Möbius - Miho Shimizu & Øyvind Renberg
Sun, 2 Oct 2016 19:00at uqbar
Möbius - Miho Shimizu & Øyvind Renberg
As part of the series deepspace eins sechs, a collaboration between the neighbouring project spaces in Swedenstrasse 16, uqbar presents the exhibition Möbius by the artist duo Miho Shimizu and Øyvind Renberg.
A recurring principle in the artist's longstanding collaborative practice is to bring together disparate elements to form new meaning and life metaphors.

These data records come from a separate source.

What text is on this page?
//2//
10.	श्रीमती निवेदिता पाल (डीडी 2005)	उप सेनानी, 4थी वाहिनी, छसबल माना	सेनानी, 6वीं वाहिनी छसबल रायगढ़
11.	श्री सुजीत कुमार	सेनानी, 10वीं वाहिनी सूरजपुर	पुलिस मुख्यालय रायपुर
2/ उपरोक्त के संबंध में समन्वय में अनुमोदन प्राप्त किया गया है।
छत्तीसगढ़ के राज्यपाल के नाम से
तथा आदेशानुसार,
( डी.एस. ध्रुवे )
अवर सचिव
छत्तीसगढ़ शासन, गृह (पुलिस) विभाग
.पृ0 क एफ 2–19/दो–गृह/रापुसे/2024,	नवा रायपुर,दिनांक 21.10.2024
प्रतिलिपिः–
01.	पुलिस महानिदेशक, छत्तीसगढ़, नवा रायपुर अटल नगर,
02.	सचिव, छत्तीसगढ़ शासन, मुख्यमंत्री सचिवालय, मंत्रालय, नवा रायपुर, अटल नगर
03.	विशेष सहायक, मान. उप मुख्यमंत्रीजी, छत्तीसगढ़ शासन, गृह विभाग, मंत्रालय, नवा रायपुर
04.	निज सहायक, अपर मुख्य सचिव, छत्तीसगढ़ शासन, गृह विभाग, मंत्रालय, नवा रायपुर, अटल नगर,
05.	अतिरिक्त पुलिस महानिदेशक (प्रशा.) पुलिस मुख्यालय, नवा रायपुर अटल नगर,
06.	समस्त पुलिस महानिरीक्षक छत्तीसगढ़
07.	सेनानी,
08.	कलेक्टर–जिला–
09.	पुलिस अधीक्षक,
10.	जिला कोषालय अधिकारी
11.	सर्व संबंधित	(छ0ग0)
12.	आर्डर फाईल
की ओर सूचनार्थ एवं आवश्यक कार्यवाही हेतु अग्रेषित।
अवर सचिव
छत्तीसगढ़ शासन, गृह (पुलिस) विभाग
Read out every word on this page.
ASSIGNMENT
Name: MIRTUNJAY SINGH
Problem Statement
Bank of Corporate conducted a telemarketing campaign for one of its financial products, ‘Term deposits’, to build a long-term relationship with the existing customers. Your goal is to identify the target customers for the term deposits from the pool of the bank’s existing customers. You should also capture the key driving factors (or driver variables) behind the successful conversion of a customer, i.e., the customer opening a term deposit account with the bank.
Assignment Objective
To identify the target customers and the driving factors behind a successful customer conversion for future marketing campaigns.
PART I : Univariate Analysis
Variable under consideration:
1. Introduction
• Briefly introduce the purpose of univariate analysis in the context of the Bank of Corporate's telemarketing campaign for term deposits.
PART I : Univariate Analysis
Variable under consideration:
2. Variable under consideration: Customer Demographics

An extinct ammonite sea mollusk is the model for a set piece in Miho Shimizu and Øyvind Renberg´s film Möbius, initially produced for their exhibition at the 18th century Damsgård Manor in Bergen, Norway. Over the last eight months the artists have worked both on location at the manor, and with elaborate live tableaux at the Uferstudios in Berlin.
While observing the interiors of Damsgård, laden with intricate colorful wallpapers, faux marble and wall paintings, the empty manor also leaves space to wonder about life there before it was turned into a museum. Through a breadth of costumes, sculptural set pieces, actors and choreographic approaches, Shimizu and Renberg responds to the idea of the abandoned house with a series of dream scenarios. From a dried-out seabed littered with skeletal remains, a medieval shepherd leads a flock of sheep, a gang of banana juggling sailors and a party of rococo styled hedonists up a tower evoking the fossilized shell of an ammonite. As they reach the top on the tower's spiraling steps they tumble to the ground, forming new seabed sediments. In the film, the "ammonite steps" tower functions as a theatrical devise to visualize metaphors about life as a process of rising and falling.
For the exhibition at uqbar the artists combine this new work with the main set piece from the Uferstudios shoot, the three meter tall, spiraling Ammonite Staircase, and other props.
The exhibition will be accompanied by an artist book giving an overview of Shimizu's and Renberg's previous cooperations.
The initial project was produced in collaboration with Hordaland Kunstsenter and Bergen City Museum, and supported by The Arts Council Norway.